The modern co-working space is designed for students, faculty, staff, alumni, and entrepreneurs to work shoulder to shoulder on their ideas, “so they can proceed on their professional journey and eventually take their seats in an auditorium like this,” Perman said to the packed room.
“For a graduate campus, we’re starting younger than you might think,” said Perman, referring to the UMB CURE Scholars Program, a pipeline for promising scholars in STEM. The biotech entrepreneurs of tomorrow are surely coming from the Grid, but they also are being developed in three West Baltimore Middle Schools with the CURE Scholars.
The program, supported by National Cancer Institute funding, is designed to excite middle schoolers about careers in STEM and biomedicine. It is in its fourth year, and the first cohort of students is heading to high school. And while UMB is dedicated to creating a diverse pipeline of future STEM students through the CURE Scholars Program, it’s also intent on developing interested faculty into biotech entrepreneurs.

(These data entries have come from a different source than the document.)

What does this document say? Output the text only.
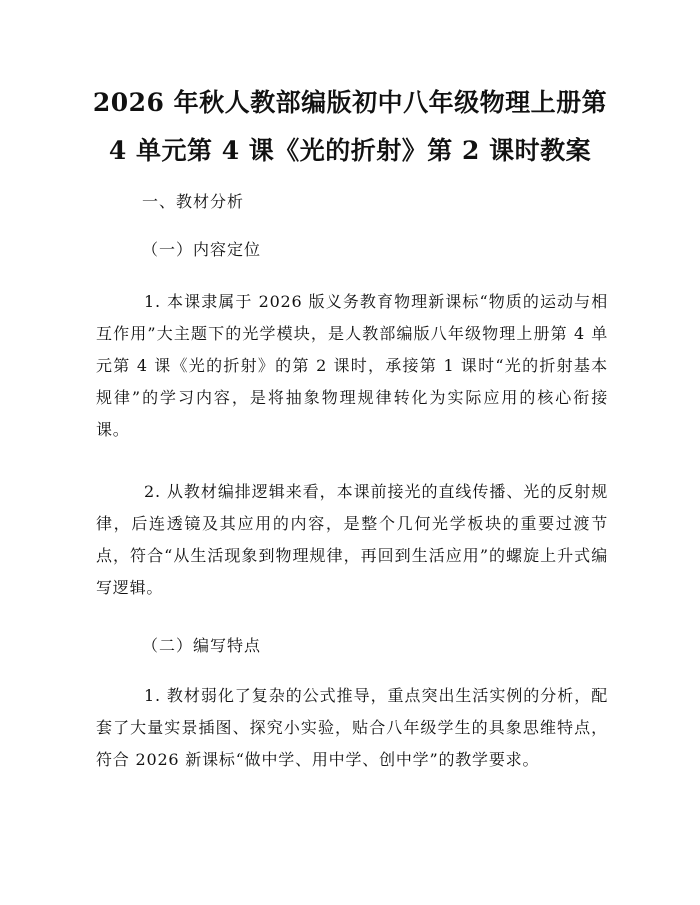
2026 年秋人教部编版初中八年级物理上册第
4 单元第 4 课《光的折射》第 2 课时教案
一、教材分析
（一）内容定位
1. 本课隶属于 2026 版义务教育物理新课标“物质的运动与相互作用”大主题下的光学模块，是人教部编版八年级物理上册第 4 单元第 4 课《光的折射》的第 2 课时，承接第 1 课时“光的折射基本规律”的学习内容，是将抽象物理规律转化为实际应用的核心衔接课。
2. 从教材编排逻辑来看，本课前接光的直线传播、光的反射规律，后连透镜及其应用的内容，是整个几何光学板块的重要过渡节点，符合“从生活现象到物理规律，再回到生活应用”的螺旋上升式编写逻辑。
（二）编写特点
1. 教材弱化了复杂的公式推导，重点突出生活实例的分析，配套了大量实景插图、探究小实验，贴合八年级学生的具象思维特点，符合 2026 新课标“做中学、用中学、创中学”的教学要求。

Eduardo Davila, PhD, associate professor of microbiology and immunology at the University of Maryland School of Medicine and co-founder and chief science officer for immunotherapy startup Living Pharma, Inc., is one of those entrepreneurs. He spoke on a panel called “Universities: From Research to Commercialization,” and credited UM Ventures with setting the foundation for success that led the company to be acquired in just 18 months. UM Ventures is UMB’s tech transfer partnership with UMCP designed to commercialize new technology
“The UMB and UM Ventures team was incredibly helpful in filling in needs that neither I as a scientist nor Ron Dudek (co-founder and president, Living Pharma) had at the time,” Davila said. Lentigen Technology Inc. acquired Living Pharma in 2017, making Living Pharma the first UMB New Ventures Initiative startup to execute a successful exit.

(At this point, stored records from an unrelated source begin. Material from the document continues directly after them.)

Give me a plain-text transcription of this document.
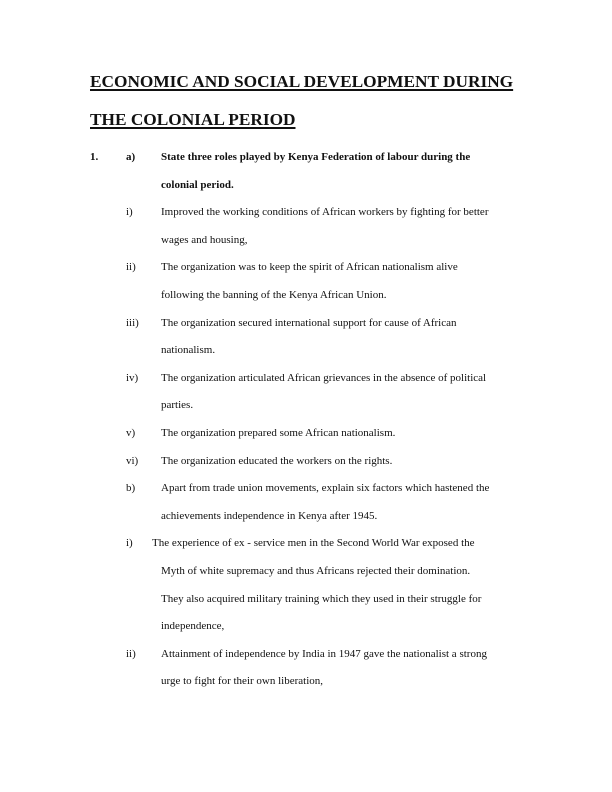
ECONOMIC AND SOCIAL DEVELOPMENT DURING
THE COLONIAL PERIOD
1.	a) State three roles played by Kenya Federation of labour during the
colonial period.
i)	Improved the working conditions of African workers by fighting for better
wages and housing,
ii) The organization was to keep the spirit of African nationalism alive
following the banning of the Kenya African Union.
iii) The organization secured international support for cause of African
nationalism.
iv) The organization articulated African grievances in the absence of political
parties.
v) The organization prepared some African nationalism.
vi) The organization educated the workers on the rights.
b) Apart from trade union movements, explain six factors which hastened the
achievements independence in Kenya after 1945.
i) The experience of ex - service men in the Second World War exposed the
Myth of white supremacy and thus Africans rejected their domination.
They also acquired military training which they used in their struggle for
independence,
ii) Attainment of independence by India in 1947 gave the nationalist a strong
urge to fight for their own liberation,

Davila, who is moving on to his next entrepreneurial endeavor, spoke frankly about what pushed him into the business arena. “As junior faculty, I never thought of myself as an entrepreneur,” he said. He discussed challenges trying to translate what he thought was “incredibly successful immunotherapy in mice,” and “one way I thought I could expedite the clinical use and application was to form a biotech company around it,” he said. That therapy is headed to Phase 1 clinical trials next year, Davila said.

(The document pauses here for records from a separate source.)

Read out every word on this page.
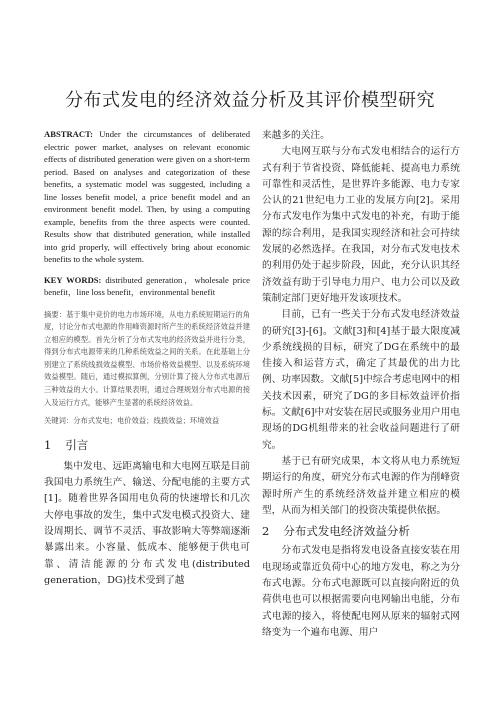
分布式发电的经济效益分析及其评价模型研究

ABSTRACT: Under the circumstances of deliberated electric power market, analyses on relevant economic effects of distributed generation were given on a short-term period. Based on analyses and categorization of these benefits, a systematic model was suggested, including a line losses benefit model, a price benefit model and an environment benefit model. Then, by using a computing example, benefits from the three aspects were counted. Results show that distributed generation, while installed into grid properly, will effectively bring about economic benefits to the whole system.

KEY WORDS: distributed generation，wholesale price benefit，line loss benefit，environmental benefit

摘要：基于集中竞价的电力市场环境，从电力系统短期运行的角度，讨论分布式电源的作用峰资源时所产生的系统经济效益并建立相应的模型。首先分析了分布式发电的经济效益并进行分类，得到分布式电源带来的几种系统效益之间的关系。在此基础上分别建立了系统线损效益模型、市场价格效益模型、以及系统环境效益模型。随后，通过模拟算例，分别计算了接入分布式电源后三种效益的大小。计算结果表明，通过合理规划分布式电源的接入及运行方式，能够产生显著的系统经济效益。

关键词：分布式发电；电价效益；线损效益；环境效益

1 引言

集中发电、远距离输电和大电网互联是目前我国电力系统生产、输送、分配电能的主要方式[1]。随着世界各国用电负荷的快速增长和几次大停电事故的发生，集中式发电模式投资大、建设周期长、调节不灵活、事故影响大等弊端逐渐暴露出来。小容量、低成本、能够便于供电可靠、清洁能源的分布式发电(distributed generation，DG)技术受到了越

来越多的关注。

大电网互联与分布式发电相结合的运行方式有利于节省投资、降低能耗、提高电力系统可靠性和灵活性，是世界许多能源、电力专家公认的21世纪电力工业的发展方向[2]。采用分布式发电作为集中式发电的补充，有助于能源的综合利用，是我国实现经济和社会可持续发展的必然选择。在我国，对分布式发电技术的利用仍处于起步阶段，因此，充分认识其经济效益有助于引导电力用户、电力公司以及政策制定部门更好地开发该项技术。

目前，已有一些关于分布式发电经济效益的研究[3]-[6]。文献[3]和[4]基于最大限度减少系统线损的目标，研究了DG在系统中的最佳接入和运营方式，确定了其最优的出力比例、功率因数。文献[5]中综合考虑电网中的相关技术因素，研究了DG的多目标效益评价指标。文献[6]中对安装在居民或服务业用户用电现场的DG机组带来的社会收益问题进行了研究。

基于已有研究成果，本文将从电力系统短期运行的角度，研究分布式电源的作为削峰资源时所产生的系统经济效益并建立相应的模型，从而为相关部门的投资决策提供依据。

2 分布式发电经济效益分析

分布式发电是指将发电设备直接安装在用电现场或靠近负荷中心的地方发电，称之为分布式电源。分布式电源既可以直接向附近的负荷供电也可以根据需要向电网输出电能，分布式电源的接入，将使配电网从原来的辐射式网络变为一个遍布电源、用户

James L. Hughes, MBA, director of UM Ventures and UMB vice president and chief enterprise and economic development officer, emphasized the importance of biomedical innovation for the University and the region. “It helps to take the discoveries that we make in our labs and in working with patients to the market so that new therapeutics, devices, and diagnostics can get into the marketplace and benefit many more people than those simply at the University of Maryland Medical Center,” he said.
Creating a fertile entrepreneurial environment at UMB is a winning proposition for all involved, he continued. “It helps to create jobs. It also helps us to attract the best students because they want to be in innovative places and the best faculty because they want to be in entrepreneurial environments.”